All of which brings us to the numerous drawbacks of this discrete and fragmented approach to technological development in bioinformatics.
The need for specialisation: In recent years, citizen data scientists have emerged as the new fulcrum for the development of advanced analytics. Bioinformatics, however, continues to require deep specialisation across two inherently complex disciplines, even as biological data builds up exponentially in the background.
Technology eclipses biological research: Even assuming we manage to find a large enough pool of human capital with this dual specialization, most of the tools and pipelines available have been designed and built for specific research projects. Once these are completed and the resources have been submitted to a central community registry, it is often the case that codes are no longer updated and/or there is not sufficient support documentation available. The inevitable result is that researchers end up spending more time and energy on troubleshooting technology than on actual biological research.
Scalability/portability challenges: Many of these legacy tools and solutions are not designed to scale – at least not to modern big data specifications. Neither are many of them easy to port across different computational environments. Engineering these capabilities and ensuring that different components communicate across the pipeline is a significant challenge.
Cumulation of errors: Chaining together a set of specialised bioinformatics point solutions to build a pipeline introduces the real risk of error propagation. The lack of adequate communication between each of these components means that errors made early in the process can get compounded, cumulatively resulting in false positives or negatives at the end of the pipeline.
The bioinformatics industry has built up an extensive collection of software and tools over the years. However, there are significant challenges and shortcomings involved in adapting these solutions to bespoke bioinformatics projects. There is currently a limited supply of all-in-one software solutions – and most of those that are available require proprietary hardware, incorporate opaque workflows that are hard to understand or troubleshoot, and are severely limited in terms of customization.

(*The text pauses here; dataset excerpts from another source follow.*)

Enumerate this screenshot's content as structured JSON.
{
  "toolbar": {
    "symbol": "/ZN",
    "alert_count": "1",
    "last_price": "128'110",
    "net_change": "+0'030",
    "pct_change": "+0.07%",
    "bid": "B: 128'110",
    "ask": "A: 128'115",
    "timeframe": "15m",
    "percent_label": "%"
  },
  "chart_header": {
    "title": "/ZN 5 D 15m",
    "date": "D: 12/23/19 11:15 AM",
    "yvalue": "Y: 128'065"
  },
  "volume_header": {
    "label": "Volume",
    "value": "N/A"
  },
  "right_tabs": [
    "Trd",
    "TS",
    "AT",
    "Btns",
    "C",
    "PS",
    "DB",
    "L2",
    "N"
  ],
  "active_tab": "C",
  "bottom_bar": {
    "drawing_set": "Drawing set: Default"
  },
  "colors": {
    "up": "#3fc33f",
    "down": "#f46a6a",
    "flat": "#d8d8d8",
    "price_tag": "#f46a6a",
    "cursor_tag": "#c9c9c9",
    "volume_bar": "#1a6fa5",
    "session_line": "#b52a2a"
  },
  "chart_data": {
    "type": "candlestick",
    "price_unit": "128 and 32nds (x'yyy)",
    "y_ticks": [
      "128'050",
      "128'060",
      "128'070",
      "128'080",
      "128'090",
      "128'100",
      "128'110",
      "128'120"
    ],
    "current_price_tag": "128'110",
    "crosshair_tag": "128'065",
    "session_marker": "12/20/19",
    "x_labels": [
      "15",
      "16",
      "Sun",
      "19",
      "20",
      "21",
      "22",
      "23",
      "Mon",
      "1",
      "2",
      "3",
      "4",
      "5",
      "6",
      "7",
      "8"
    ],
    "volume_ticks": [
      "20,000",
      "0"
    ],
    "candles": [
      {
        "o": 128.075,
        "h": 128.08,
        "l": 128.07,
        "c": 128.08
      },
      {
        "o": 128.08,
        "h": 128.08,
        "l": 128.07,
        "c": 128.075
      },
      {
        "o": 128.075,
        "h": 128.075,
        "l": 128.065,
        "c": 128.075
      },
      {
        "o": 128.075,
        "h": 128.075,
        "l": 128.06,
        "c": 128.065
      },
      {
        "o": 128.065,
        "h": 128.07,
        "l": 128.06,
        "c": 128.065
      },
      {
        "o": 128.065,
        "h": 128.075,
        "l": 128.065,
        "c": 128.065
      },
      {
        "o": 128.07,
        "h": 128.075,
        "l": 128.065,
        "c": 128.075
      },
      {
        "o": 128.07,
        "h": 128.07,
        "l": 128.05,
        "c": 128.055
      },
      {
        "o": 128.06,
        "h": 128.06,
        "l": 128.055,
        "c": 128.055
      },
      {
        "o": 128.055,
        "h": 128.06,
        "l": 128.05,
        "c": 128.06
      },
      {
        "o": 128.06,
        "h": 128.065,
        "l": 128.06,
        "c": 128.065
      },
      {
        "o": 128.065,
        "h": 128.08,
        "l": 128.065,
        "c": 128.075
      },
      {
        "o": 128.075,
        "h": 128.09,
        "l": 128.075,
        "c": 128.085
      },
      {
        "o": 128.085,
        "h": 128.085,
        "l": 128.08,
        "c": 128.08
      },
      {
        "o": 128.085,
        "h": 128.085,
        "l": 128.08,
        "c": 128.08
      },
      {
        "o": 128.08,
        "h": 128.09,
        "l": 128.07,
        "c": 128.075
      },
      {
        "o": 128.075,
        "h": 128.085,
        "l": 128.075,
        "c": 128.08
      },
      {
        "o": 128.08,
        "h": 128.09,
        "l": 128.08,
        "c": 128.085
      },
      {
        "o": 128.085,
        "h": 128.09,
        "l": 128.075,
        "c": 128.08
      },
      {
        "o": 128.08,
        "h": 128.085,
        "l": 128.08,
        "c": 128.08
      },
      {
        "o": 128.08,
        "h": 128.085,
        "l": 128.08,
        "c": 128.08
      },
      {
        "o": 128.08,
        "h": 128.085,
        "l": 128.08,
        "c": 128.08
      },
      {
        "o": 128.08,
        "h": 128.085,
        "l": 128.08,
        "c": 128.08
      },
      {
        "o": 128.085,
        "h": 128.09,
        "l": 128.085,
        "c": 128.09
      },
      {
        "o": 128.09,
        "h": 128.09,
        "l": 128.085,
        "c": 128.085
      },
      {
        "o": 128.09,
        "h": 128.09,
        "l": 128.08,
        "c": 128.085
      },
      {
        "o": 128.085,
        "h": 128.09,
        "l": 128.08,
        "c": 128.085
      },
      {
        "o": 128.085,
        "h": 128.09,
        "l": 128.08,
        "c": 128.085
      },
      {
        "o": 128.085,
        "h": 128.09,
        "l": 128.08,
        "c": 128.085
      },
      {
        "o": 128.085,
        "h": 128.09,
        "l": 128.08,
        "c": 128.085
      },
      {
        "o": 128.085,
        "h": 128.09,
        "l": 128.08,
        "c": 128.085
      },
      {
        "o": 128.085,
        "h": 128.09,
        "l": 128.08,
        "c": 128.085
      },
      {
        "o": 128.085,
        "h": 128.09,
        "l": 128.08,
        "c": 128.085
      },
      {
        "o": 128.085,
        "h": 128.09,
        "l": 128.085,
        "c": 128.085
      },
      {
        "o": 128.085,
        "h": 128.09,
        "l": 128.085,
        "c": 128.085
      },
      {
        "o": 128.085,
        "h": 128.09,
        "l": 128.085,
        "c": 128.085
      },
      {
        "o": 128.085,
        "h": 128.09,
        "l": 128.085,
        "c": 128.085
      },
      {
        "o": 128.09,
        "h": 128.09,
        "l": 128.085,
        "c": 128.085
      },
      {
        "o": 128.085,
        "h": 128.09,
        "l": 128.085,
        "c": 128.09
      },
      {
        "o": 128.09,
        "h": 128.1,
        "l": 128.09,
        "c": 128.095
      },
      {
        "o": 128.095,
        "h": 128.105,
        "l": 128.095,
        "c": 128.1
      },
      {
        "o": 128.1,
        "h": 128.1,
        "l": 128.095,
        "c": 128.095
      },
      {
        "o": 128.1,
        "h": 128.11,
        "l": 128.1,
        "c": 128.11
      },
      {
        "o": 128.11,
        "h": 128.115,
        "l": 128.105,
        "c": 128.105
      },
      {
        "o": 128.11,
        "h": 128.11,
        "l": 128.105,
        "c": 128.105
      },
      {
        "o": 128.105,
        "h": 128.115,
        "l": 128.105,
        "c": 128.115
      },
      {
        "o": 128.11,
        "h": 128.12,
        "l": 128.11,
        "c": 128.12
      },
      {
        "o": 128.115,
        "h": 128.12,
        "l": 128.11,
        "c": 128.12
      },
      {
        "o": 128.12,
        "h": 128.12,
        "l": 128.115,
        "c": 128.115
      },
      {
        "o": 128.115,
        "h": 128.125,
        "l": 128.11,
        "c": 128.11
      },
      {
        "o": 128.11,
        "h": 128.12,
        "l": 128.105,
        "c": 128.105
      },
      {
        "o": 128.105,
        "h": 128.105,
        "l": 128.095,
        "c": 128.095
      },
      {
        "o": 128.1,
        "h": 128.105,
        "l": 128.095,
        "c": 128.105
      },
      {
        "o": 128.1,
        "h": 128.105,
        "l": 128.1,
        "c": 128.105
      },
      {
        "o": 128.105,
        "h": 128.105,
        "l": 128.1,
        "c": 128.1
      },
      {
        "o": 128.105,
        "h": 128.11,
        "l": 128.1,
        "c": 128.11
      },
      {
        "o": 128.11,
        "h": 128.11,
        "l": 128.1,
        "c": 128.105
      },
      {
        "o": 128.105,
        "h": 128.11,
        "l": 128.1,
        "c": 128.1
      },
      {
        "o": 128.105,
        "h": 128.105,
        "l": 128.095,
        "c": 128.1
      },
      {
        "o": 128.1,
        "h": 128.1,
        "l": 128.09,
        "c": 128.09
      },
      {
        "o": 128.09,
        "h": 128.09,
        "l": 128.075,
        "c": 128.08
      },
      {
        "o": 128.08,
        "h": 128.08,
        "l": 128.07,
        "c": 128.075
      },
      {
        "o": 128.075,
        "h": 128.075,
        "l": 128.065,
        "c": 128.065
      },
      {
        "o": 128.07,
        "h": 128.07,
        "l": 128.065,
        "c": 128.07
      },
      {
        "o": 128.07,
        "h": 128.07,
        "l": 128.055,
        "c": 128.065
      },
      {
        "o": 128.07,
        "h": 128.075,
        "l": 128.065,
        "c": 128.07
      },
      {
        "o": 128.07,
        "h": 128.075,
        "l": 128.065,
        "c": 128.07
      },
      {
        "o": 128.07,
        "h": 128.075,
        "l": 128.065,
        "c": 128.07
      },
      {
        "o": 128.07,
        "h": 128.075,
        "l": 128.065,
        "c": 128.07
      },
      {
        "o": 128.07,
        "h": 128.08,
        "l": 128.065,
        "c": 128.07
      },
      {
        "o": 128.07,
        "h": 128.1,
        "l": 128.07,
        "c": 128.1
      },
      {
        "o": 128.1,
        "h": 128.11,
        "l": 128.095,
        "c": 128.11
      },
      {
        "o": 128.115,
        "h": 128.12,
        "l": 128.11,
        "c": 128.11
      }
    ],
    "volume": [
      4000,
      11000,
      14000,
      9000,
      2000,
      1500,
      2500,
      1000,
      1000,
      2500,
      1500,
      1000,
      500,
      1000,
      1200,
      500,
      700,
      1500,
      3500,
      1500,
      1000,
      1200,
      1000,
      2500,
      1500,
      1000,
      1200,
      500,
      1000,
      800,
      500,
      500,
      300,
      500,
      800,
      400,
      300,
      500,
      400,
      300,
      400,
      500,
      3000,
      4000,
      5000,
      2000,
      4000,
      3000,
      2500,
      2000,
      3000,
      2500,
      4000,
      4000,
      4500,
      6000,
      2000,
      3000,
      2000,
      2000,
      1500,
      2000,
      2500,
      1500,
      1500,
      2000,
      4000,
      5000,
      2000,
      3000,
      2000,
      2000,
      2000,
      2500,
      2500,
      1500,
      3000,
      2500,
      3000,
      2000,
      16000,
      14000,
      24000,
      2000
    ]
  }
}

It’s been a decade since a VC delivered the software eating the world axiom along with the observation that every major industry – from movies to agriculture to national defence – is now run by software delivered as a service. Somehow, that mainstream trend seems to have bypassed a critical scientific research discipline – bioinformatics.
As early as 1999, a presidential advisory committee in the U.S warned about software engineering practices not being applied effectively to scientific computing. Since then, several authors have periodically reminded us that the ‘chasm’ between software engineering and scientific programming posed a serious risk to scientific progress. A 2017 review of the issue concluded that the situation persists with no sign of any straightforward solutions.
And yet, we have to find a way to change the computational status quo in bioinformatics. To paraphrase from a 2020 article called The Democratization Of Bioinformatics: A Software Engineering Perspective, bioinformatic researchers face daily impediments to productivity because they have to improvise solutions and deal with implementation details that distract from their primary focus.
The authors propose a widely available fix: leverage the power of cloud computing to democratise access to scalable and reproducible bioinformatics engineering for generalist bioinformaticians and biologists.
It’s time for Bioinformatics-as-a-Service to bridge the chasm and bring the discipline to the digital age.